Yöntemler hep aynı, önce biraz zaman sindirebilmek için, sonra olmamış gibi düşünmeye koşullanmak, sonrasında kovuk hayatı, tam belgesellik...


Serengetinin akşam üzerlerine yakışır kırmızılıklar sarmış doğayı, Mayıs sıkıntısında da ne güzel sesler vardı, hayran kaldım yine, nereden baksan, renkler, görüntüler, sesler, ve Ali müthişti. Ne diyordum, kırmızı akşamlar olurken, çok sessiz olur buralar okuyucu, öyle böyle değil, aklındakileri boşaltmak için o kadar sallamamak gerektiğine inanırsın ki burnun da doluysa, çok feci bir şeydir.
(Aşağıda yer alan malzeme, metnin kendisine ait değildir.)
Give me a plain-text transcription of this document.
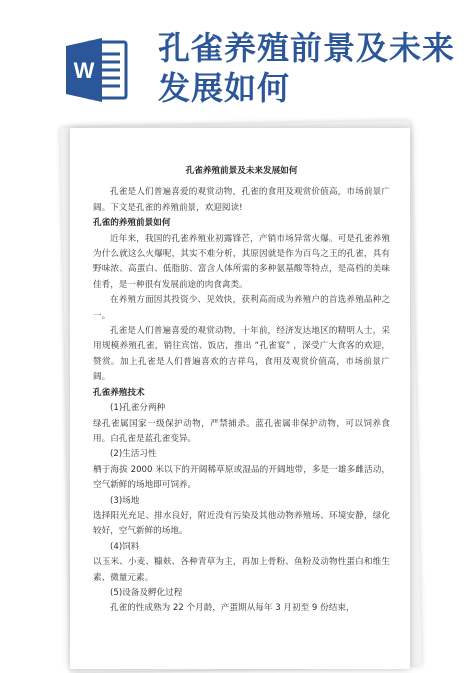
W
孔雀养殖前景及未来发展如何

孔雀养殖前景及未来发展如何

孔雀是人们普遍喜爱的观赏动物，孔雀的食用及观赏价值高，市场前景广阔。下文是孔雀的养殖前景，欢迎阅读!

孔雀的养殖前景如何

近年来，我国的孔雀养殖业初露锋芒，产销市场异常火爆。可是孔雀养殖为什么就这么火爆呢，其实不难分析，其原因就是作为百鸟之王的孔雀，具有野味浓、高蛋白、低脂肪、富含人体所需的多种氨基酸等特点，是高档的美味佳肴，是一种很有发展前途的肉食禽类。

在养殖方面因其投资少、见效快，获利高而成为养殖户的首选养殖品种之一。

孔雀是人们普遍喜爱的观赏动物，十年前，经济发达地区的精明人士，采用规模养殖孔雀，销往宾馆、饭店，推出 “孔雀宴” ，深受广大食客的欢迎， 赞赏。加上孔雀是人们普遍喜欢的吉祥鸟，食用及观赏价值高，市场前景广阔。

孔雀养殖技术

(1)孔雀分两种

绿孔雀属国家一级保护动物，严禁捕杀。蓝孔雀属非保护动物，可以饲养食用。白孔雀是蓝孔雀变异。

(2)生活习性

栖于海拔 2000 米以下的开阔稀草原或湿品的开阔地带，多是一雄多雌活动，空气新鲜的场地即可饲养。

(3)场地

选择阳光充足、排水良好，附近没有污染及其他动物养殖场、环境安静，绿化较好，空气新鲜的场地。

(4)饲料

以玉米、小麦、糠麸、各种青草为主，再加上骨粉、鱼粉及动物性蛋白和维生素、微量元素。

(5)设备及孵化过程

孔雀的性成熟为 22 个月龄，产蛋期从每年 3 月初至 9 份结束，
Ben yine de serengetinin akşam üzerinde küçük bir civcivim, biraz nezle gibiyim sanki, yoksa neler anlatıyorum farkında da değilim, hani nedensiz diye başladım, sonunu getirmek istemediğim onca kelime sıralanmış, yerli yersiz diziyorum.


Sığdıramadığımız kelimelerde oluyor, literatürden gözünün yaşına bakmadan çıkardığımız onca kelime, şımarıklık, hatıra, anı, vs... ne varsa önce anı silici doktora götürüyoruz, sonra o ve ekibi birer birer siliyor kafamızın içinde ne varsa, nasıl boş bir kafa, dolmak için beklese de artık çok zor.

Hayat sonuçta çok nedensiz, şimdilerde ne yapacağım peki bilog?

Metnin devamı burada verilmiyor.